A worldwide search is under way to find specific donors with a rare blood type who could help save a two-year-old girl with an aggressive cancer.
Zainab Mughal, from Tallahassee in south Florida, has neuroblastoma and needs life-saving transfusions and bone marrow transplants.
But finding compatible donors is extremely difficult because she does not have a common antigen called Indian B that most people carry in their blood.
Donors must have an A or O blood type, be of Pakistani, Indian or Iranian descent, and have the same missing antigen – or Zainab’s body will reject the blood.
And even within these ethnic groups, fewer than 4% have the genetic variation.
A donor’s birth parents must both be 100% Pakistani, Indian or Iranian.
More than 1,000 donations have been tested to match her blood.
But of those, only three donors have her rare blood type – including one in London.

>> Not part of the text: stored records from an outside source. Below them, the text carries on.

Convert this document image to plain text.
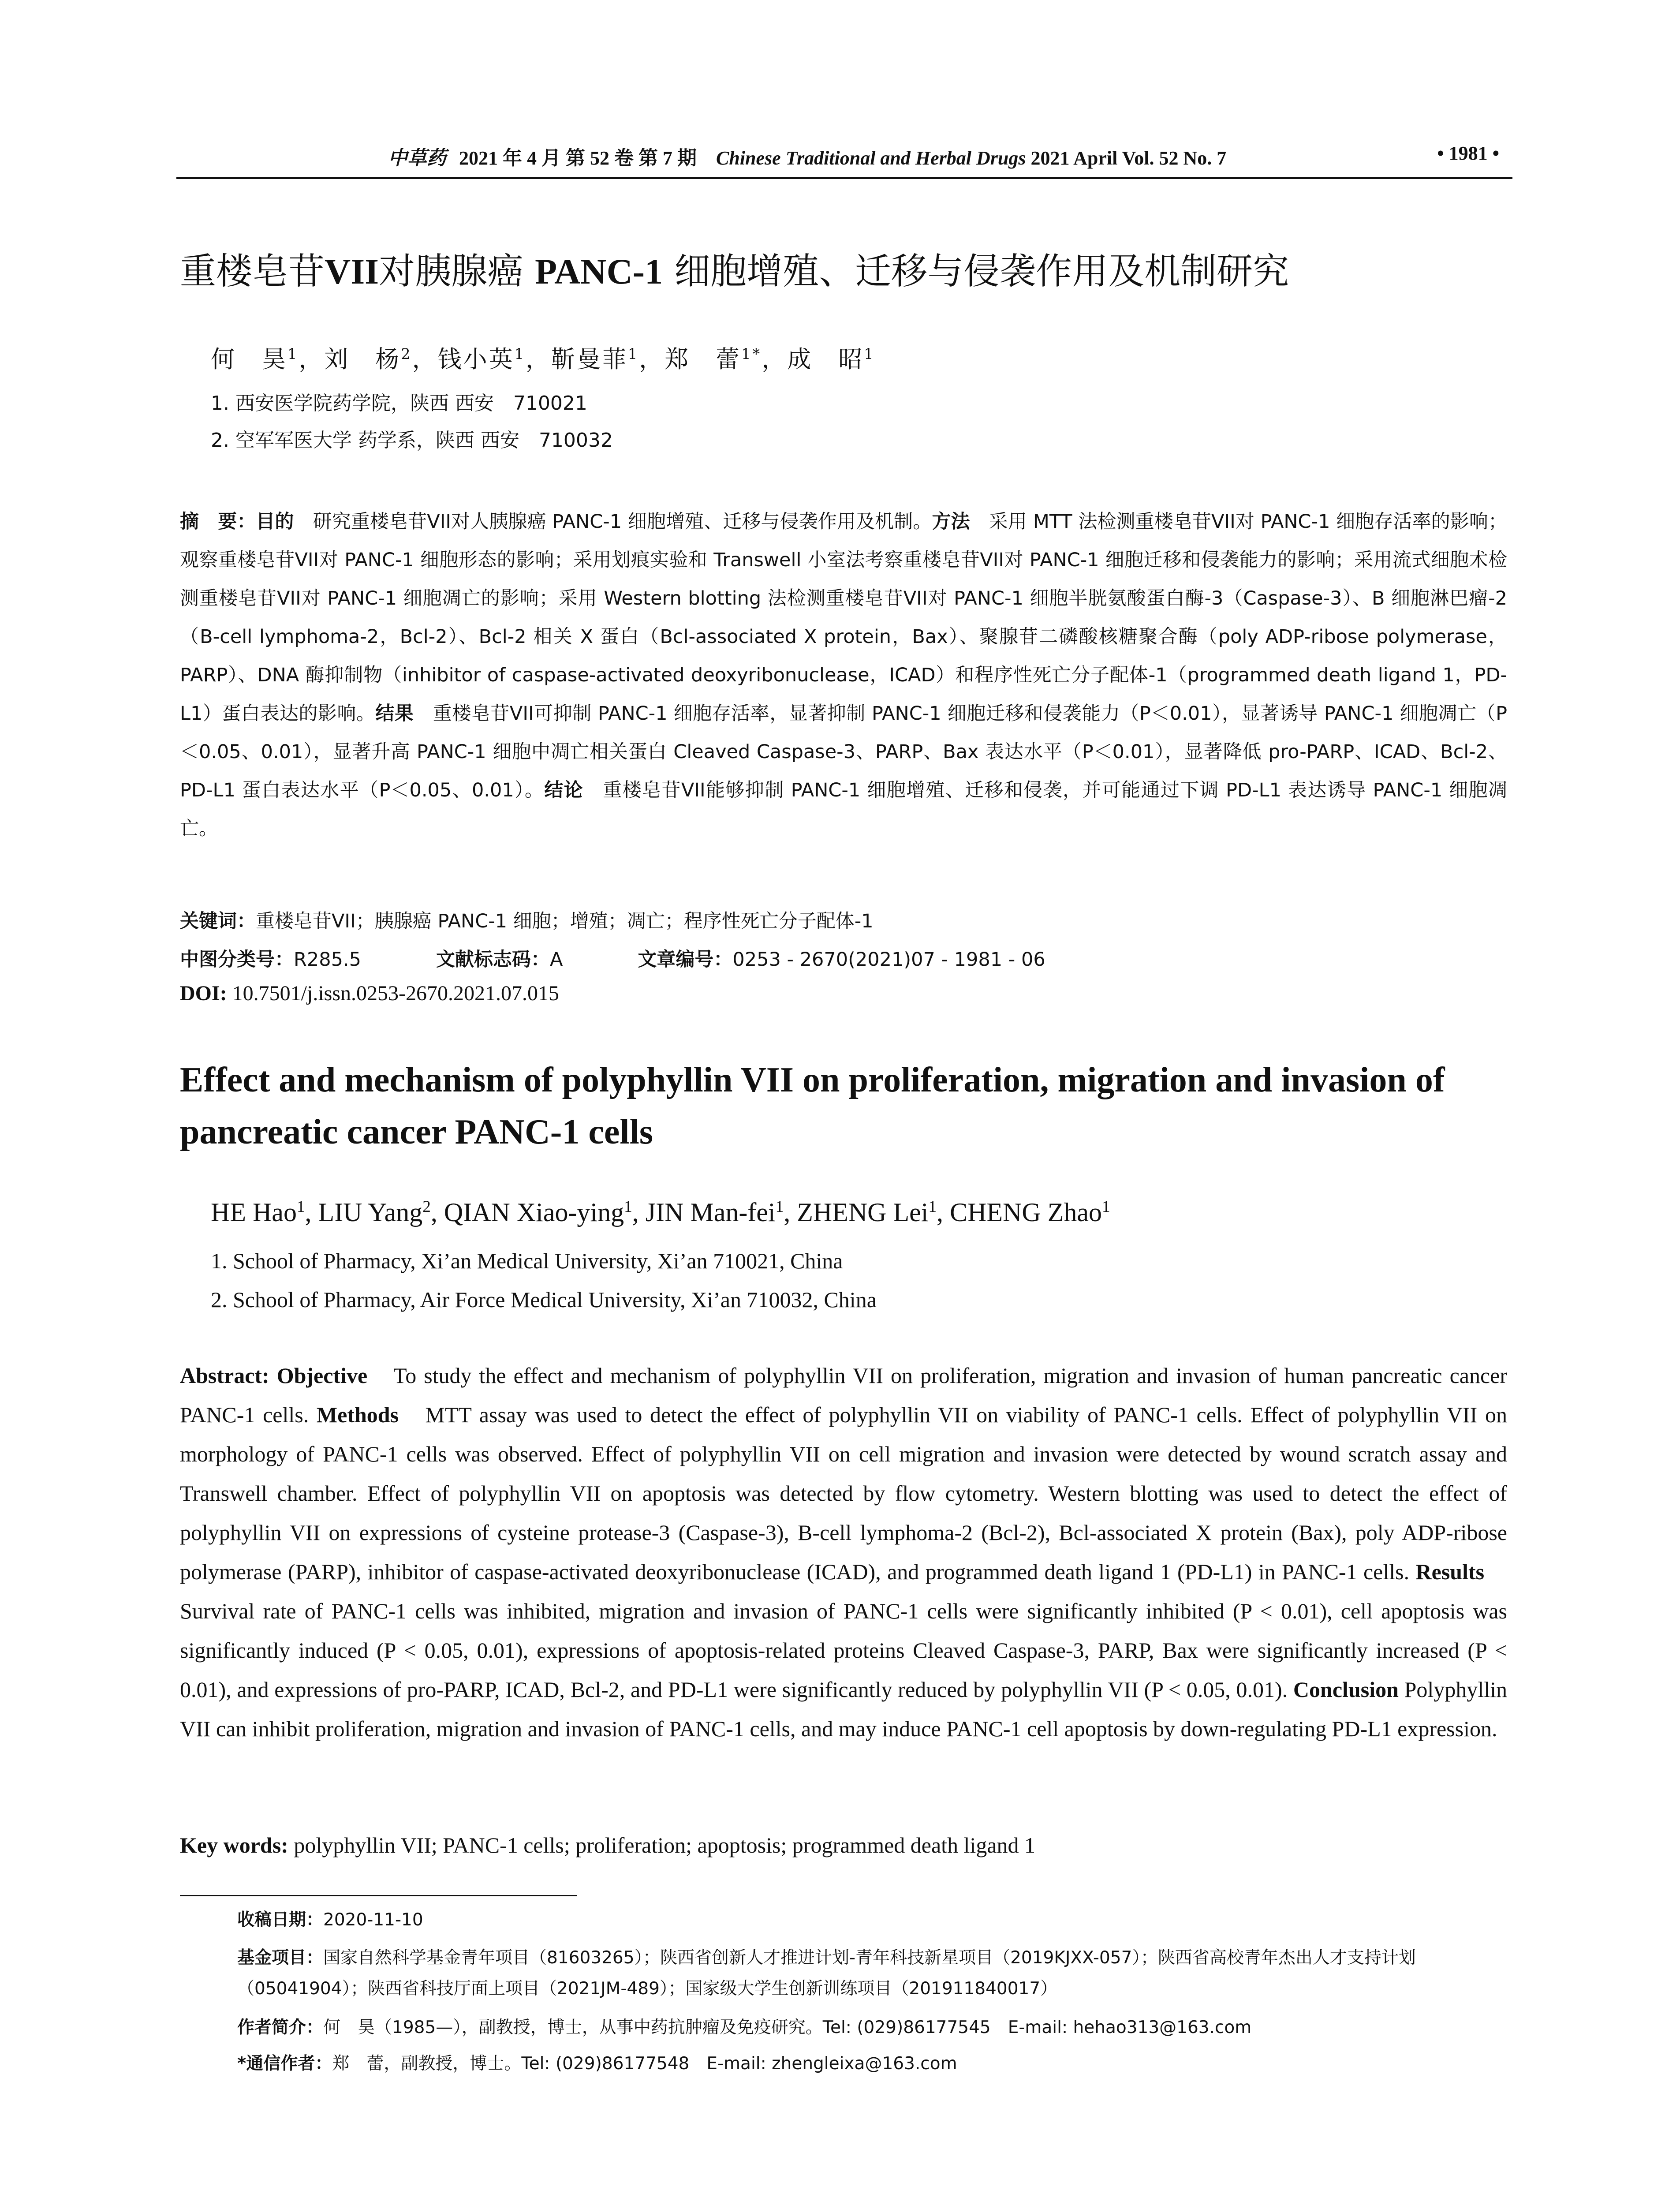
中草药 2021 年 4 月 第 52 卷 第 7 期 Chinese Traditional and Herbal Drugs 2021 April Vol. 52 No. 7	• 1981 •
重楼皂苷VII对胰腺癌 PANC-1 细胞增殖、迁移与侵袭作用及机制研究
何　昊$^1$，刘　杨$^2$，钱小英$^1$，靳曼菲$^1$，郑　蕾$^{1*}$，成　昭$^1$
1. 西安医学院药学院，陕西 西安　710021
2. 空军军医大学 药学系，陕西 西安　710032

摘　要：目的　研究重楼皂苷VII对人胰腺癌 PANC-1 细胞增殖、迁移与侵袭作用及机制。方法　采用 MTT 法检测重楼皂苷VII对 PANC-1 细胞存活率的影响；观察重楼皂苷VII对 PANC-1 细胞形态的影响；采用划痕实验和 Transwell 小室法考察重楼皂苷VII对 PANC-1 细胞迁移和侵袭能力的影响；采用流式细胞术检测重楼皂苷VII对 PANC-1 细胞凋亡的影响；采用 Western blotting 法检测重楼皂苷VII对 PANC-1 细胞半胱氨酸蛋白酶-3（Caspase-3）、B 细胞淋巴瘤-2（B-cell lymphoma-2，Bcl-2）、Bcl-2 相关 X 蛋白（Bcl-associated X protein，Bax）、聚腺苷二磷酸核糖聚合酶（poly ADP-ribose polymerase，PARP）、DNA 酶抑制物（inhibitor of caspase-activated deoxyribonuclease，ICAD）和程序性死亡分子配体-1（programmed death ligand 1，PD-L1）蛋白表达的影响。结果　重楼皂苷VII可抑制 PANC-1 细胞存活率，显著抑制 PANC-1 细胞迁移和侵袭能力（P＜0.01），显著诱导 PANC-1 细胞凋亡（P＜0.05、0.01），显著升高 PANC-1 细胞中凋亡相关蛋白 Cleaved Caspase-3、PARP、Bax 表达水平（P＜0.01），显著降低 pro-PARP、ICAD、Bcl-2、PD-L1 蛋白表达水平（P＜0.05、0.01）。结论　重楼皂苷VII能够抑制 PANC-1 细胞增殖、迁移和侵袭，并可能通过下调 PD-L1 表达诱导 PANC-1 细胞凋亡。

关键词：重楼皂苷VII；胰腺癌 PANC-1 细胞；增殖；凋亡；程序性死亡分子配体-1
中图分类号：R285.5	文献标志码：A	文章编号：0253 - 2670(2021)07 - 1981 - 06
DOI: 10.7501/j.issn.0253-2670.2021.07.015
Effect and mechanism of polyphyllin VII on proliferation, migration and invasion of pancreatic cancer PANC-1 cells
HE Hao$^1$, LIU Yang$^2$, QIAN Xiao-ying$^1$, JIN Man-fei$^1$, ZHENG Lei$^1$, CHENG Zhao$^1$
1. School of Pharmacy, Xi’an Medical University, Xi’an 710021, China
2. School of Pharmacy, Air Force Medical University, Xi’an 710032, China

Abstract: Objective　To study the effect and mechanism of polyphyllin VII on proliferation, migration and invasion of human pancreatic cancer PANC-1 cells. Methods　MTT assay was used to detect the effect of polyphyllin VII on viability of PANC-1 cells. Effect of polyphyllin VII on morphology of PANC-1 cells was observed. Effect of polyphyllin VII on cell migration and invasion were detected by wound scratch assay and Transwell chamber. Effect of polyphyllin VII on apoptosis was detected by flow cytometry. Western blotting was used to detect the effect of polyphyllin VII on expressions of cysteine protease-3 (Caspase-3), B-cell lymphoma-2 (Bcl-2), Bcl-associated X protein (Bax), poly ADP-ribose polymerase (PARP), inhibitor of caspase-activated deoxyribonuclease (ICAD), and programmed death ligand 1 (PD-L1) in PANC-1 cells. Results　Survival rate of PANC-1 cells was inhibited, migration and invasion of PANC-1 cells were significantly inhibited (P < 0.01), cell apoptosis was significantly induced (P < 0.05, 0.01), expressions of apoptosis-related proteins Cleaved Caspase-3, PARP, Bax were significantly increased (P < 0.01), and expressions of pro-PARP, ICAD, Bcl-2, and PD-L1 were significantly reduced by polyphyllin VII (P < 0.05, 0.01). Conclusion Polyphyllin VII can inhibit proliferation, migration and invasion of PANC-1 cells, and may induce PANC-1 cell apoptosis by down-regulating PD-L1 expression.

Key words: polyphyllin VII; PANC-1 cells; proliferation; apoptosis; programmed death ligand 1
收稿日期：2020-11-10
基金项目：国家自然科学基金青年项目（81603265）；陕西省创新人才推进计划-青年科技新星项目（2019KJXX-057）；陕西省高校青年杰出人才支持计划（05041904）；陕西省科技厅面上项目（2021JM-489）；国家级大学生创新训练项目（201911840017）
作者简介：何　昊（1985—），副教授，博士，从事中药抗肿瘤及免疫研究。Tel: (029)86177545　E-mail: hehao313@163.com
*通信作者：郑　蕾，副教授，博士。Tel: (029)86177548　E-mail: zhengleixa@163.com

However Zainab will need more blood than they can provide.
Her parents’ blood is not compatible, said the child’s father Raheel Mughal.
“We need to find more… it’s a humble request, and I request it from my heart,” added Mr Mughal, who is pleading for help.
“My daughter’s life very much depends on the blood. So, please, donate the blood for my daughter.”
OneBlood, a not-for-profit organisation, is offering to co-ordinate compatibility testing anywhere in the world.